Janet Leung (born April 25, 1994) is a professional Canadian softball player for the Charros de Jalisco of the Mexican Softball League and member of the Canadian Senior Women’s National team. She played professionally for the Canadian Wild of the National Pro Fastpitch (NPF). She played college softball at Brown University from 2012 to 2016 and earned All-Ivy all four years. She has been a member of Canada women's national softball team since 2017 and helped the team make history by winning Canada's first medal in the sport at the 2020 Summer Olympics.

==Career==
Leung played college softball for the Brown Bears in the Ivy League from 2012 to 2016.

Leung competed at the 2019 Pan American Games in Lima, winning silver.

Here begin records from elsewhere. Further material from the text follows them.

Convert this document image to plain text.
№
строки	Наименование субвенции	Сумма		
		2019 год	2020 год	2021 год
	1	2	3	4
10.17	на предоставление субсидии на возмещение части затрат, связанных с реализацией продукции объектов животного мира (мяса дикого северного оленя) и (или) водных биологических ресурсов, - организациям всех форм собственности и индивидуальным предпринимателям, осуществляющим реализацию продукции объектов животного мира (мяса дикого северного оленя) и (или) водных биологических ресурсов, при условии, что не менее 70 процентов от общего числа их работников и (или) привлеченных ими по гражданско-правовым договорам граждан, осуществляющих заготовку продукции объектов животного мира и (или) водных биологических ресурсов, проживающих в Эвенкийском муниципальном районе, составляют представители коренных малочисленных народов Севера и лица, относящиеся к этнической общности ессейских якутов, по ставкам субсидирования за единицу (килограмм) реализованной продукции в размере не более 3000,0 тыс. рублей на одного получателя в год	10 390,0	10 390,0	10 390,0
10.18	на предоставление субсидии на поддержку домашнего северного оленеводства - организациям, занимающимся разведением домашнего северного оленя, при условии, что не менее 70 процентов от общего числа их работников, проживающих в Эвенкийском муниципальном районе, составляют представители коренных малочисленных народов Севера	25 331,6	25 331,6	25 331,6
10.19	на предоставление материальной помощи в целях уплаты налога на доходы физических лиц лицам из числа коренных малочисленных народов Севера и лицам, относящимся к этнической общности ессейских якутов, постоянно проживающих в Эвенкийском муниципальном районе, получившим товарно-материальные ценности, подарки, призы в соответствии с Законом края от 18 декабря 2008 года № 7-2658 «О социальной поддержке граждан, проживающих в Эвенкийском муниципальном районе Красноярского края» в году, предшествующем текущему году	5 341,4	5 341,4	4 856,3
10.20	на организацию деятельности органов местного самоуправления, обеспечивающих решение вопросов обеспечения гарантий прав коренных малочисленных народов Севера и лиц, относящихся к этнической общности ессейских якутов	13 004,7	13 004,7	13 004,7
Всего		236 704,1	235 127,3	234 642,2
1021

In June 2021, Leung was named to Canada's 2020 Olympic team. During the Olympics, Leung had two hits and one walk, recording one of her hits during the bronze medal game and scoring the winning run to help Canada defeat Team Mexico.

Leung represented Canada at the 2024 Women's Softball World Cup and won a bronze medal.

In December 2025, Leung joined the Charros de Jalisco of the Mexican Softball League ahead of the 2026 season.